Ogni aula è collegata, attraverso un muretto basso, ad una stanza di supporto, dove c'è una piccola libreria, un mini-frigo, i bicchieri dei bambini, un tavolo componibile e cuscini enormi e morbidoni, in cui viene voglia di tuffarsi e affondare la faccia (tanto più che sono blu, come l'oceano profondo).
E poi si fanno Attività Manuali e anche Musica; la Religione è più che altro un mix ecumenico che include islam, induismo, giudaismo ed offre ai bimbi un quadro completo dei credi nel mondo.
Ultime note di colore: nella classe 1d ci sono 16 bambini. Oltre alla maestra, c'è una praticante. Le due sono affiancate, novità del cantone di Basilea, da una Hochpädagogin, pedagoga che è presente tutti i giorni e si occupa di chi abbia difficoltà di apprendimento e magari rimanga indietro sul programma (anche per questo c'è la stanza accessoria). Nel caso specifico, poi, c'è un audio-pedagogo extra che viene ad aiutare un bimbo gravemente sordo. Il primo giorno di scuola si è presentato, mostrando un piccolo microfono e spiegando che a volte, quando in classe ci sarà rumore, è possibile che lui o le insegnanti debbano usarlo, che quindi i bimbi non si spaventino, poiché serve per aiutare il compagno che non sente bene. Anche in questo caso si tratta di una nuova frontiera dell'integrazione, poiché in passato piccoli con questo tipo di problemi dovevano frequentare istituti apposta, oggi si tende ad inserirli nella classi dei normodotati, ma in modo che abbiano tutti i supporti del caso. Posso anticipare che, dopo due settimane di scuola, Maxum ha cominciato ad interagire con compagni ed insegnanti, da che era isolato nel suo mondo silenzioso. I nuovi amici, inoltre, stanno imparando il rispetto per la diversità e come possa essere fonte di ricchezza e scoperta: devono infatti esercitare la pazienza e l'ascolto per stare al passo con lui, devono imparare a guardarlo negli occhi quando gli parlano e scandire bene le parole, in modo che possa leggere le loro labbra. Respirano, insomma, la tolleranza.

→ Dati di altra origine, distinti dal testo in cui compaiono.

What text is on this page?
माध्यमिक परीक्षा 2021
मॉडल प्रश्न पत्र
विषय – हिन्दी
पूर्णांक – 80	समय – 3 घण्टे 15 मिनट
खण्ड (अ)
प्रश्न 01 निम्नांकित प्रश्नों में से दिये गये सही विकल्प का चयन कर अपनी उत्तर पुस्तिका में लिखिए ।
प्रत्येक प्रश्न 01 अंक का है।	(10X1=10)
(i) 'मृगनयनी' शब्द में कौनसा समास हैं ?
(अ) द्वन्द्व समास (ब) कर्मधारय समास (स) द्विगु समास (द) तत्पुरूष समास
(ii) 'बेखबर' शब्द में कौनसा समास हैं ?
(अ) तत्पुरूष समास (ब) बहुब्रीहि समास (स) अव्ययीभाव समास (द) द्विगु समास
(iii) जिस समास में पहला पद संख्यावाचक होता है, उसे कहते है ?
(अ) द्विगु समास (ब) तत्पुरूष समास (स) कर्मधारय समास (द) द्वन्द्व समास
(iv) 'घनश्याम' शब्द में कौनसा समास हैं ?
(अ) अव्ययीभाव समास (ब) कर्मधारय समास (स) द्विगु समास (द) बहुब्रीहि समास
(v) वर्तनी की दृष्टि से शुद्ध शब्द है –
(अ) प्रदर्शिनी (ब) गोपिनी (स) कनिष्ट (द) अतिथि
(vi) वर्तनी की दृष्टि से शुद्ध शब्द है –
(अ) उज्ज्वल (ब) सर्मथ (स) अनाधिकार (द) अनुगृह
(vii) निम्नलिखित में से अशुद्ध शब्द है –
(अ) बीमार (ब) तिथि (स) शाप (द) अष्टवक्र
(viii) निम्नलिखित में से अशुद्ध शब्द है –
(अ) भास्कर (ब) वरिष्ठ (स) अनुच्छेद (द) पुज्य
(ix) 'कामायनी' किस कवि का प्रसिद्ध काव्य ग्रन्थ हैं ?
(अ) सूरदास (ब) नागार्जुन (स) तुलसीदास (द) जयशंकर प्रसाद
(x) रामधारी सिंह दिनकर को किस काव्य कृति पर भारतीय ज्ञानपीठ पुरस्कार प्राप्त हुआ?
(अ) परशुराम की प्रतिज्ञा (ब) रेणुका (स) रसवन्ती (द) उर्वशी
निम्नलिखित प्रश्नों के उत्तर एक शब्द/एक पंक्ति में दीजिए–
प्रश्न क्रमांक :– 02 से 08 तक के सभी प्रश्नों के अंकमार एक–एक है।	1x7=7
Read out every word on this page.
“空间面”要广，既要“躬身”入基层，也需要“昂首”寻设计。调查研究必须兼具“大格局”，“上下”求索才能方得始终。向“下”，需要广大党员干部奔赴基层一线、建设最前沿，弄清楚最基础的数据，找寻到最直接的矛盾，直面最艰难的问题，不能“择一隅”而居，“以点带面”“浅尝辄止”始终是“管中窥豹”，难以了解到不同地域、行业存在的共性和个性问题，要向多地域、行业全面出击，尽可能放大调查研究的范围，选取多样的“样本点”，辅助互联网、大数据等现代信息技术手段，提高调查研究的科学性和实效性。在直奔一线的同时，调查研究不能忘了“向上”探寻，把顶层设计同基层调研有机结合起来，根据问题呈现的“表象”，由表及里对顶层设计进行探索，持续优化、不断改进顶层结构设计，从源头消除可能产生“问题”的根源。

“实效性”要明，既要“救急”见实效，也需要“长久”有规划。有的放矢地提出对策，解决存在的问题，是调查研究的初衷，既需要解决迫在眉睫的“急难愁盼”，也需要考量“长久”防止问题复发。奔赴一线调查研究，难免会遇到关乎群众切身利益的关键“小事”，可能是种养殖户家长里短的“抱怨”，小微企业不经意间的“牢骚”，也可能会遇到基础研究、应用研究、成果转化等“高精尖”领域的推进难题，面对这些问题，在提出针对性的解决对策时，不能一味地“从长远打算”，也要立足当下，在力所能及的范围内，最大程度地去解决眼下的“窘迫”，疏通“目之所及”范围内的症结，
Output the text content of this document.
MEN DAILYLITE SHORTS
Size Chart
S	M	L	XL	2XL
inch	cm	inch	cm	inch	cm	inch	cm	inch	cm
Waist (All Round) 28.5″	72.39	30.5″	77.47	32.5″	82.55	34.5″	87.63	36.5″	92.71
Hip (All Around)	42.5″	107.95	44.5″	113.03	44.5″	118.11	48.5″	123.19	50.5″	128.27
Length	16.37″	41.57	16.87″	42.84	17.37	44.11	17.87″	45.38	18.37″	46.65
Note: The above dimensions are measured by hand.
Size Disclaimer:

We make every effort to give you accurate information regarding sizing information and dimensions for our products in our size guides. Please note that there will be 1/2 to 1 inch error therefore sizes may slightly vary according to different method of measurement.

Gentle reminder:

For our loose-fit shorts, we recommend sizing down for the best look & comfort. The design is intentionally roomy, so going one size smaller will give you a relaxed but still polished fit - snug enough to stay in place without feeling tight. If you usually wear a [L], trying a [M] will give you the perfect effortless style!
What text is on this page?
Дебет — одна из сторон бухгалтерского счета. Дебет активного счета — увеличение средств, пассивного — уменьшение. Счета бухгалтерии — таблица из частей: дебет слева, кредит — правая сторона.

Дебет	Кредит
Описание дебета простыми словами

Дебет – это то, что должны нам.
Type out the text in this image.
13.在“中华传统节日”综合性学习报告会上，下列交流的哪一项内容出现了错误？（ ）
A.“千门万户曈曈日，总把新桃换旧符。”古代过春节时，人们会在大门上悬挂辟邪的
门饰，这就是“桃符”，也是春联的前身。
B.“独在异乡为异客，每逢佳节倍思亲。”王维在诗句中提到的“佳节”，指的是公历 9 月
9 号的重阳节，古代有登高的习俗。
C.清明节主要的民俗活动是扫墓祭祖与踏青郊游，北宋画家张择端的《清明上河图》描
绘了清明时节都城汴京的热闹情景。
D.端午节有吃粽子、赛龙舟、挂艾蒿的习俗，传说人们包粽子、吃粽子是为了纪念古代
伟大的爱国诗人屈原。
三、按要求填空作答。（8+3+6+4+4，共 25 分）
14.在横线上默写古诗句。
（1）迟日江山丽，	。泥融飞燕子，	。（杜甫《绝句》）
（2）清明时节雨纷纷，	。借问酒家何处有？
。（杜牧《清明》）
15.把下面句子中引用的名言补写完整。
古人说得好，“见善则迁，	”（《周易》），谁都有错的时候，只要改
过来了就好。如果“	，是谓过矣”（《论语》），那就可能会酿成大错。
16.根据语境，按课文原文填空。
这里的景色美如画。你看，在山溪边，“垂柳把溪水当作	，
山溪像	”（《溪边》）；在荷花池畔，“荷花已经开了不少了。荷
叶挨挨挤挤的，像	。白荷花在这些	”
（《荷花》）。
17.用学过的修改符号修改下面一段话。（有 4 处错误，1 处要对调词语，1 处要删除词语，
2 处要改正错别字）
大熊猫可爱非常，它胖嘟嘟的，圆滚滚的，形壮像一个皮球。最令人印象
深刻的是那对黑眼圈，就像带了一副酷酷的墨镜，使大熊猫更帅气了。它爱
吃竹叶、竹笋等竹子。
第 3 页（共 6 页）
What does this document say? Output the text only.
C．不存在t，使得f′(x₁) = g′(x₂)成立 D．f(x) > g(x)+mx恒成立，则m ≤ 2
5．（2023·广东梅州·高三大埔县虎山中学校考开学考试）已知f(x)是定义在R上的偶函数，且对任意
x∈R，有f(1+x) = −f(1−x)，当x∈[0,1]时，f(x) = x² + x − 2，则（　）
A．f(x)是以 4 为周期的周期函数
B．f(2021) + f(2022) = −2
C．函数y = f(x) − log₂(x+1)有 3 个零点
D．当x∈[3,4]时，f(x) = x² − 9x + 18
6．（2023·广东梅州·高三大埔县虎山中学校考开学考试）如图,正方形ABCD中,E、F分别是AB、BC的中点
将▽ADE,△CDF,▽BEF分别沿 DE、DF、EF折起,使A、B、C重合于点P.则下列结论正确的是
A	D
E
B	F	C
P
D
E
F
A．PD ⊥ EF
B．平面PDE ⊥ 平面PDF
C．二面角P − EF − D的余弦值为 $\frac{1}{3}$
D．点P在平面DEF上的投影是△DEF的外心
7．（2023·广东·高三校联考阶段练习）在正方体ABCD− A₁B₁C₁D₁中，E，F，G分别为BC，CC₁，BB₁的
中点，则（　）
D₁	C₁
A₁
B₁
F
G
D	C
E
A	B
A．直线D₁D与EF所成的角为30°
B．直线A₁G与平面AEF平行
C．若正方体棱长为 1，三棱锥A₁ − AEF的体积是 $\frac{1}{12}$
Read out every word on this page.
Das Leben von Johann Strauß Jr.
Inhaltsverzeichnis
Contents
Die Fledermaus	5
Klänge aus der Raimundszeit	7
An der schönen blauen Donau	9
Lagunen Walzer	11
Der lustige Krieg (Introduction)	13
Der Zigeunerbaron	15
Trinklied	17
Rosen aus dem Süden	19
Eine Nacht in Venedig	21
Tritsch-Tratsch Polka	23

Ci hanno dato poi una cartellina con brochures informative varie, non entro nel dettaglio, ne cito solo due che gettano un po' di luce sui principi educativi di questo paese. Una lettera è della polizia. Un corso di sicurezza stradale aveva già avuto luogo all'asilo, perché in Svizzera i bambini vanno al Kindergarten da soli, a partire dai 4 anni. La mattina, infatti, li si vede trotterellare, a gruppi o da soli, per i marciapiedi della città, con le loro inconfondibili pettorine gialle catarifrangenti. Un agente aveva spiegato loro come attraversare la strada, regalato il peluche della cagnolina poliziotta Pati, e consegnato un CD di storie e canzoni, interpretate dalla stessa mascotte, a tema sicurezza stradale (il titolo, in dialetto basilese, era: “Warte... Luege... Lose!” - aspetta, guarda, vai!) Imparato il ritornello, Amélie aveva fatta sua la prudenza nel traffico. Ora la polizia scrive per augurare un buon anno scolastico ma soprattutto per invitare i genitori a non accompagnare i bimbi a scuola in macchina, se non in caso di emergenza, ma preferibilmente a piedi, in modo che non siano 'pacchetti' passivi ma prendano coscienza della strada e delle sue regole. Una passeggiata mattutina da fare con calma, lasciando che segnino loro la pista, per così dire.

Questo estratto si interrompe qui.